Le Conseil Constitutionnel a rendu son verdict concernant la loi Travail. Il a estimé que le débat parlementaire avait bien eu lieu avec notamment le dépôt de nombreux amendements. Selon son avis, le fait que le Conseil des ministres n’ait été formellement saisi qu’une seule fois pour le déclenchement de la procédure 49-3 est tout à fait conforme à l’esprit de la Constitution. En revanche, deux autres articles de la loi (article 27 sur le droit à une indemnité spécifique par une collectivité territoriale pour un syndicat libérant des locaux et article 64 créant une instance de dialogue social pour les réseaux de franchise) ont été partiellement censurés.
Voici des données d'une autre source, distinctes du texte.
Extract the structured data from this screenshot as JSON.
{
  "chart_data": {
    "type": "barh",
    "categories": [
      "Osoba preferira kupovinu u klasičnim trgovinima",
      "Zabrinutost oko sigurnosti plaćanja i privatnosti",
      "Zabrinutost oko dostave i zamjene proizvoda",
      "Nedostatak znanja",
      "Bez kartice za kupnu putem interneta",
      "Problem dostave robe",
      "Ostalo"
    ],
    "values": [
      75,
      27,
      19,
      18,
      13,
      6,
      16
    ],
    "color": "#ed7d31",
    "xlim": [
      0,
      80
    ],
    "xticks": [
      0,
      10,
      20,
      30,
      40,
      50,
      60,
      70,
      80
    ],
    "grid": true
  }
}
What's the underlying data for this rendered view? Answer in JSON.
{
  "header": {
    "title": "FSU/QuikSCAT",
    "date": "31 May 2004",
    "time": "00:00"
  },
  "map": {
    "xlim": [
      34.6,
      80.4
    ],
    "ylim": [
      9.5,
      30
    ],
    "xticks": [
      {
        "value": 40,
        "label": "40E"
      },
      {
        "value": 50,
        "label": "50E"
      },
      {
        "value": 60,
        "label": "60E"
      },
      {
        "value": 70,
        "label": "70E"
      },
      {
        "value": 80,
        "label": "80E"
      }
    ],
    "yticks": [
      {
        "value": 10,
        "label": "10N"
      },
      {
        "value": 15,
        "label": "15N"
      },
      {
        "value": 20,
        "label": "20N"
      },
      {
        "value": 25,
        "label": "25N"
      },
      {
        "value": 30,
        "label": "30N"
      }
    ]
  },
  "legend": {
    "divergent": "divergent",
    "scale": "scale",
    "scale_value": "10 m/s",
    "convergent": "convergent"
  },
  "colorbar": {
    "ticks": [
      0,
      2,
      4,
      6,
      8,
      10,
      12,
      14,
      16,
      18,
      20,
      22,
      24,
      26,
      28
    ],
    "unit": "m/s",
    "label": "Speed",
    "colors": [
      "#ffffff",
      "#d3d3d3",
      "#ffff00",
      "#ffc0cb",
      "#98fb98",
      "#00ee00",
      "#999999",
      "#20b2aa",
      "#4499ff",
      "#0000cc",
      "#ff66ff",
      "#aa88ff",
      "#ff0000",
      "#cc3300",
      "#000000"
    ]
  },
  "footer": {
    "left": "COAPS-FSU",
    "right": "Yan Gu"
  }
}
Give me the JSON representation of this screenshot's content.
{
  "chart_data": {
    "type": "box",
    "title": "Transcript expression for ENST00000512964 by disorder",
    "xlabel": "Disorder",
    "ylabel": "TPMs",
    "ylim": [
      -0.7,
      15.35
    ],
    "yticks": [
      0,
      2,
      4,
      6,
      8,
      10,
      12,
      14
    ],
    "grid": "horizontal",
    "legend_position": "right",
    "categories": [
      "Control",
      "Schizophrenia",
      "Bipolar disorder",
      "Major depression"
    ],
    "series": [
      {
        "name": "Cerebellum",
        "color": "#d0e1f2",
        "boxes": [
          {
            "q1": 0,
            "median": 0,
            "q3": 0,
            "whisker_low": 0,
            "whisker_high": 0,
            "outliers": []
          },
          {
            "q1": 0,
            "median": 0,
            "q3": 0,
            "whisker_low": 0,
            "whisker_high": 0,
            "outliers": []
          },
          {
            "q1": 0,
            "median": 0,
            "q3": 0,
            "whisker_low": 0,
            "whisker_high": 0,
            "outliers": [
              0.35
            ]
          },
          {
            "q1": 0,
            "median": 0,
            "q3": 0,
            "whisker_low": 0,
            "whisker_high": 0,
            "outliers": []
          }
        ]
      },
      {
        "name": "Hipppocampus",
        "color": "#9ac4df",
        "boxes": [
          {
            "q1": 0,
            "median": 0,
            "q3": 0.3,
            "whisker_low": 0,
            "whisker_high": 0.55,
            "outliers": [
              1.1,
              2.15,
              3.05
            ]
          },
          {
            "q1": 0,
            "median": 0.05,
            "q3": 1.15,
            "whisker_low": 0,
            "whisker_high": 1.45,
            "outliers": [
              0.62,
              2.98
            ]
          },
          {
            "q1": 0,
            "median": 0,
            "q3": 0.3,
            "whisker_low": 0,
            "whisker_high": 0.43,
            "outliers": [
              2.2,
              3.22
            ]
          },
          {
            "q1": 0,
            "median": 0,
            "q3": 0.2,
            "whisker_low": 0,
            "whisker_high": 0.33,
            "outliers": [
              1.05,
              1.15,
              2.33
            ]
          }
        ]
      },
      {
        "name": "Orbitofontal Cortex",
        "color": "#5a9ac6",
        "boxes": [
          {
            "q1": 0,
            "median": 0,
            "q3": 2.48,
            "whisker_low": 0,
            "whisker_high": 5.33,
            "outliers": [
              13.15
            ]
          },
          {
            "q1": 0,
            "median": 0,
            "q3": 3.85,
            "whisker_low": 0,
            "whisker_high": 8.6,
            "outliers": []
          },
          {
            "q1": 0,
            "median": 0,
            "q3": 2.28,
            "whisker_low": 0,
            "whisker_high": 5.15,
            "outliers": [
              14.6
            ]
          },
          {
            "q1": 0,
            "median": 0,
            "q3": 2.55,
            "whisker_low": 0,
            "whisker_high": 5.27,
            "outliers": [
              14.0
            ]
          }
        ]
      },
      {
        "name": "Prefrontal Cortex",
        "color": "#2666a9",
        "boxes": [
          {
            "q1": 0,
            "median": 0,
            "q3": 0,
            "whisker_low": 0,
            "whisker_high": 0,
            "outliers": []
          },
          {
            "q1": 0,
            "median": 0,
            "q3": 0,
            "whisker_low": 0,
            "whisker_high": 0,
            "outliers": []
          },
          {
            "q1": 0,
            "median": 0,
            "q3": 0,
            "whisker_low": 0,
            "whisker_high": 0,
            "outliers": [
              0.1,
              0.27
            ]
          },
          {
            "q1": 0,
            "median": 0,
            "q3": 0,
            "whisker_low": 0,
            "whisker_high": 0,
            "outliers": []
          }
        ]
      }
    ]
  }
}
Cette loi a donc pu être promulguée, je regrette personnellement qu’elle n’ait pas pu être centrée sur cette notion de compte personnel d’activités. Ce compte aurait pu être discuté dans la compréhension des temps de vie et de la relation entre activités et trajectoire professionnelle. J’avais cosigné des amendements sur son adaptation aux trajectoires professionnelles des Français évoluant à l’international. Il aurait permis de suivre plus fidèlement ces parcours et d’intégrer une partie des simplifications lors du retour éventuel en France. Malheureusement, nous n’avons pu discuter de ces aspects et le transfert du dialogue social vers l’entreprise a consacré une inversion de la hiérarchie des normes. L’entreprise devient le seul niveau de négociation sociale avec le risque d’une jurisprudence très complexe. Il fallait à mon sens différencier la réforme du Code du travail et les mesures d’incitation à l’emploi. Par conséquent, cette loi a selon moi entériné une opposition entre travail et emploi. Lorsqu’on participe à l’écriture de la loi, il faut avoir à l’esprit que les textes servent de référence à tous les contentieux. Mal l’écrire, c’est ouvrir la porte à de nombreuses ambiguïtés et à une jurisprudence prolifique.